Kirstin Bauch (Grüne) 
Bezirksbürgermeisterin Charlottenburg-Wilmersdorf

Um ihre Positionen zu untermauern, haben die Grünen positive Beispiele ausgesucht: Das Forum Kienberg in Marzahn sei vor fünf Jahren mit großem Leerstand von einem neuen Betreiber übernommen worden. »Im Zuge eines aktiven Mietermanagements und mit einem klaren Fokus auf gesundheitliche und öffentliche Angebote« sei der Standort revitalisiert worden, heißt es in dem Papier der Grünen. Es gebe dort Facharztpraxen, eine Stadtteilbibliothek, gesundheitliche Beratungsstellen, künftig auch eine Zweigstelle des Gesundheitsamtes – und mittlerweile wieder eine Vermietungsquote von 90 Prozent. »Im Osten der Stadt fehlt es oft an guter Gesundheitsversorgung.

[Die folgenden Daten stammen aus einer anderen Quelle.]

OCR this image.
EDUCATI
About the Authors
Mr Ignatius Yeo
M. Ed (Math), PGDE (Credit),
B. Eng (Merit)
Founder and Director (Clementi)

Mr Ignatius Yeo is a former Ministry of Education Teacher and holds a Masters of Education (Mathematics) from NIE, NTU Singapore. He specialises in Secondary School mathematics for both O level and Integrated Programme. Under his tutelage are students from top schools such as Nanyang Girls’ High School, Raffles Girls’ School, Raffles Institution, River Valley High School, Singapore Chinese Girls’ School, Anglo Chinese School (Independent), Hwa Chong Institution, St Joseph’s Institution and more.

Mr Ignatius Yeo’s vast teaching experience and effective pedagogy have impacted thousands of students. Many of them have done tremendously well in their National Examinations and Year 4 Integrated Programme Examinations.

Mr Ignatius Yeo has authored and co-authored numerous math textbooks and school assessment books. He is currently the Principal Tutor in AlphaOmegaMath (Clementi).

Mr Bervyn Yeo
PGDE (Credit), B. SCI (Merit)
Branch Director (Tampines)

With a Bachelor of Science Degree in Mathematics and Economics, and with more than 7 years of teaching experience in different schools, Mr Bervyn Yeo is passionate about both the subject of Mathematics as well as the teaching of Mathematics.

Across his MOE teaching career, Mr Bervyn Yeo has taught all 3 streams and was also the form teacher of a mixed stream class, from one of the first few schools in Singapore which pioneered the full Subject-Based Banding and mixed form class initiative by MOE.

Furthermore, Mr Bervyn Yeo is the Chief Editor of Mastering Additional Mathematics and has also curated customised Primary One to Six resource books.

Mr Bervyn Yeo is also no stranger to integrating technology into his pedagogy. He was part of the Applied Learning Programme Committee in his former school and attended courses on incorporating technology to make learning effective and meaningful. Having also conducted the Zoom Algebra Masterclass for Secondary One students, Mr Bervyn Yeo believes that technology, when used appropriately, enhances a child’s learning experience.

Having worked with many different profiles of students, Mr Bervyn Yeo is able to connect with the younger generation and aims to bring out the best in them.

Die Leute am Kienberg wissen jetzt, dass sie einen Gesundheitsstandort haben, zu dem sie gehen können«, sagt Fraktionsvorsitzende Bettina Jarasch bei der Vorstellung des Papiers.

Auch der Ort, an dem der Pressetermin am Mittwoch stattfindet, die Markthalle im Einkaufszentrum »Wilma Shoppen«, wurde mit Bedacht gewählt. Unterm Dach des Einkaufszentrums in der Wilmersdorfer Straße in Charlottenburg befindet sich eine Außenstelle des Bezirksamts. »Wenn die Menschen nicht mehr zu uns ins Rathaus müssen, um ihren Personalausweis abzuholen, sondern das in ihrem Kiez mit etwas Nützlichem verbinden, haben wir es geschafft«, sagt Kirstin Bauch (Grüne), Bezirksbürgermeisterin von Charlottenburg-Wilmersdorf.

Das Konzept der Mischnutzung funktioniere nur dort, wo es ein aktives Center-Management gibt, so Grünen-Fraktionschefin Jarasch, »nicht mit einem Fonds, der von fernab auf die höchste Rendite zielt«. Warum es sinnvoll ist und wie es klappen kann, auf die Höchstmiete zu verzichten und das Bürgeramt reinzunehmen, verstehe man nur, wenn man eine Ahnung von der jeweiligen Lage vor Ort habe, sagt Jarasch.

Gratis würden die Flächen leider nicht vermietet, erklärt die Center-Managerin von »Wilma Shoppen« Catja Schneider. Klar sei aber auch, dass die Eigentümer wüssten, dass Leerstand nicht gut sei, und dass sich der Handel stetig zurückziehe. »Insofern hören wir uns immer alles an«, sagt Schneider.